As they work their way up, young up-and-coming beauty professionals are blazing trails and making waves. We scoured the country to find out who is doing what and how it all began. Here is our chat with up-and-coming beauty professional, Lesley Spencer.
Salon Magazine: How did you get your start in hair? Why did you decide to be part of this industry?
Lesley Spencer: From a young age, I aspired to be an artist. I loved (and still love) to paint, draw, make collages—anything where I can be creative and get my insides out. However, art as a career didn’t seem feasible to me. It wasn’t until an Aveda salon opened up down the street from my house, that I started to think of hairstyling as way to connect hair and art together as a career. You get to cut, shape, style, mould and colour on a live canvas. Of course, you don’t always have creative freedom, but that in itself can be exciting. You work with the client to make the picture in their minds a reality. In a strange way, my artist dreams came true, but not in the form I originally thought. I love my career, and I love that I can be creative. Even the slightest boost in confidence can lead someone to make a bold decision they may not have had the courage to before. Because of that, I truly believe a good haircut and colour can change a person’s life.
SM: What drives and motivates you as a hairstylist?
LS: I love to teach! Whether that be teaching my students something new, or even a guest how to recreate the salon look at home, seeing that light bulb go off in their head is both rewarding and motivating.
SM: What is your expertise? What do you specialize in or excel at?
LS: My expertise is colour. I love working with colour as there is something very satisfying about matching the right tone to the right person. It makes a world of a difference. However, I am trained as a dualist and I think that knowing one craft helps improve the other. Knowing which cuts suit which colours and vice versa. I couldn’t just choose one. Cutting and colouring are so different and I enjoy having that variety in my week.
SM: What is the one lesson you’ve learned throughout your education and career that you still keep in mind today?
LS: It’s okay to make mistakes in both your career and in your life. Though it may not seem like it at the time, without making mistakes you cannot learn from them and grow as a person. It’s important to learn how to take a negative outcome and turn it into something positive.
SM: Who is your mentor or who do you look up to when it comes to hair? Anyone particular on social media?

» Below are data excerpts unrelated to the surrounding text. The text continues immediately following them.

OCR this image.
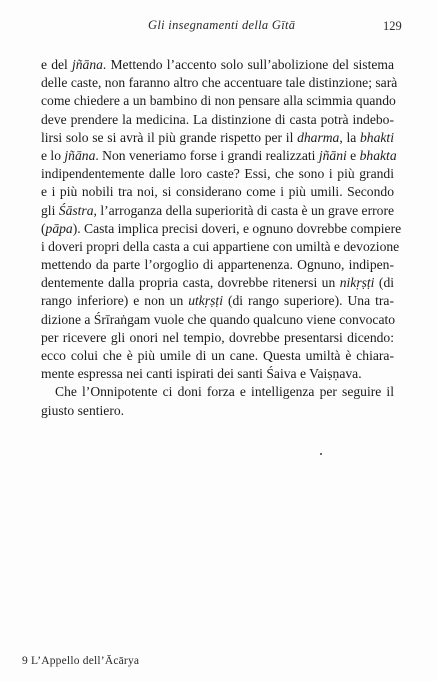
Gli insegnamenti della Gītā	129
e del jñāna. Mettendo l’accento solo sull’abolizione del sistema
delle caste, non faranno altro che accentuare tale distinzione; sarà
come chiedere a un bambino di non pensare alla scimmia quando
deve prendere la medicina. La distinzione di casta potrà indebo-
lirsi solo se si avrà il più grande rispetto per il dharma, la bhakti
e lo jñāna. Non veneriamo forse i grandi realizzati jñāni e bhakta
indipendentemente dalle loro caste? Essi, che sono i più grandi
e i più nobili tra noi, si considerano come i più umili. Secondo
gli Śāstra, l’arroganza della superiorità di casta è un grave errore
(pāpa). Casta implica precisi doveri, e ognuno dovrebbe compiere
i doveri propri della casta a cui appartiene con umiltà e devozione
mettendo da parte l’orgoglio di appartenenza. Ognuno, indipen-
dentemente dalla propria casta, dovrebbe ritenersi un nikṛṣṭi (di
rango inferiore) e non un utkṛṣṭi (di rango superiore). Una tra-
dizione a Śrīraṅgam vuole che quando qualcuno viene convocato
per ricevere gli onori nel tempio, dovrebbe presentarsi dicendo:
ecco colui che è più umile di un cane. Questa umiltà è chiara-
mente espressa nei canti ispirati dei santi Śaiva e Vaiṣṇava.
Che l’Onnipotente ci doni forza e intelligenza per seguire il
giusto sentiero.
9 L’Appello dell’Ācārya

LS: My mentor is Tristin Morrison, the senior creative director for Aveda Canada. I am lucky and grateful to have such a hardworking and motivated mentor accessible to me every day. He spends his days teaching, working on models, researching fashion, and accommodating clients on his breaks. The amount of focus and detail he puts into every haircut is so inspiring and I can only hope to be like that when I reach that point in my career. When it comes to social media, I love hairbrained. The work on that account inspires me. Seeing that level of creativity on the daily motivates me to create and share my own work with people.
SM: Who is your hair hero? Is there someone you want to work with?
LS: Angelo Seminara introduced me to a whole new world of hair. From his ‘Hair Sushi’ to his ‘Hair Imprinting’, he makes anything seem possible. It would be amazing to be in the same room with him just watching him work, let alone be able to work alongside him!
SM: As a young artist, what has been the biggest challenge you’ve faced and how have you overcome that?
LS: I am very hard on myself when it comes to my craft. I struggle with being completely satisfied with my art, especially when I’m doing something creative. My most significant challenge has been embracing the imperfections as a part of my creations. I have been reading a book called Linchpin by Seth Godin (a must read), and there is a quote in the book that encapsulates my thoughts perfectly: “Art is never defect-free. Things that are remarkable never meet spec because that would make them standardized, not worth talking about.”
SM: Who gave you the best advice as you embarked on your career and what was that advice?
LS: Growing up, my dad gave me a straightforward piece of advice. Never say “no” and always do what it takes to finish the job. Following this advice has gotten me to where I am today. It’s simple, but it works.
SM: What is your one must-have product?
LS: Aveda Air control hairspray is hands down my favourite product. I have very fine hair and I love voluminous hair with a matte finish. Air control gives me that and more.
SM: What are your goals for the next 5-10 years? Where do you see yourself in the beauty industry?
LS: I am fortunate enough in life to say that my goals are to continue down the path that I am currently on. I plan on spending the next 5 to 10 years practicing and perfecting my craft and sharing my knowledge with my many students to help them grow into amazing hairdressers.